Sales have doubled each year since the brand launched in 2013 and the number of embroiderers has increased from 20 to 300. The women receive 18 per cent of the price of a garment they have made, and SEP Jordan invests a portion of the profits into improving life in the camp, offering, among other things, classes in English and coding, and providing education and support for women dealing with domestic violence.

The LBD — it’s the new LBD
To the Royal Academy for last week’s Summer Exhibition party, always one of the season’s hottest — and highest dress-code pressure — tickets. What conclusions were to be drawn about how the great and the good, the female portion at least, dress to impress these days? On the one hand that anything goes, as long as it’s not black. The LBD was nowhere to be seen, having been superseded by the LFD (in which L stands for little or long and F stands for floral) and the — hang on a minute — LBD, in which B stands not for black but bright, as in yellow, red, pink, green, whichever hot hue takes your fancy.
What else? It’s very much a case of arms maketh the woman these days. Sleeveless and short-sleeved dresses — always dresses — were the name of the game. The biggest wardrobe fail was to not hand your jacket in at the coat check and make manifest your gloriously toned triceps. Full disclosure: that was me. But only because I couldn’t get enough of my Topshop black crop jacket with frill detail (£45, topshop.com).
It was not — for once — because my upper-arm musculature wasn’t up to snuff. Thanks to the new book by fitness trainer-cum-yoga teacher Shona Vertue — she finesses the downward dogs of some bloke called David Beckham — I can give good upper arm with the best of them (The Vertue Method: A Stronger, Fitter, Healthier You — in 28 Days, £15.99, Yellow Kite). Vertue’s beyond-pert buttocks are a particular thing of wonder, but thankfully it isn’t yet a prerequisite to showcase similar at parties, or at least not at the ones I go to.

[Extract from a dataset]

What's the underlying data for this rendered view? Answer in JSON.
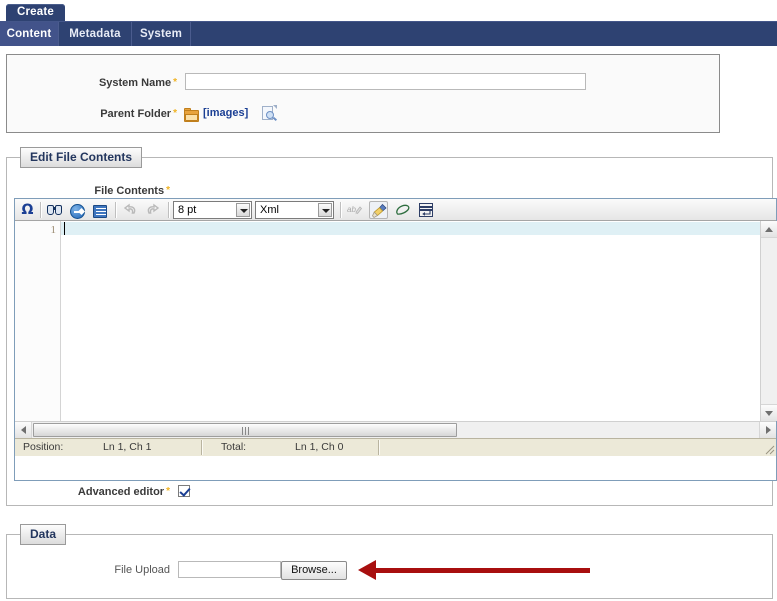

Marks & Spencer’s red suede-effect midi-heels are chic-looking, and £29.50 to boot
Marks & Spencer’s red suede-effect midi-heels are chic-looking, and £29.50 to boot
You don’t want to be in Theresa’s shoes
My eschewal of jacket removal was not the most egregious sartorial #mybad this week. That came at a friend’s birthday dinner on Saturday night, for which I decided unthinkingly to wear my favourite leopard-print flats. The horror on the part of my fellow guests came from all sides of the political spectrum. “You are wearing Theresa May shoes,” exclaimed mortified lefties and Tories alike. My choice of footwear was getting me noticed in all the wrong ways.
In contrast a fellow guest’s red suede-effect Marks & Spencer numbers, pictured, were a triumph: chic-looking and £29.50 to boot, or rather, to midi-heel (marksandspencer.com). May would love them, which means of course the rest of us would never be able to wear them again. Let’s hope she’s not reading this column. It’s not as if she hasn’t got anything else to do".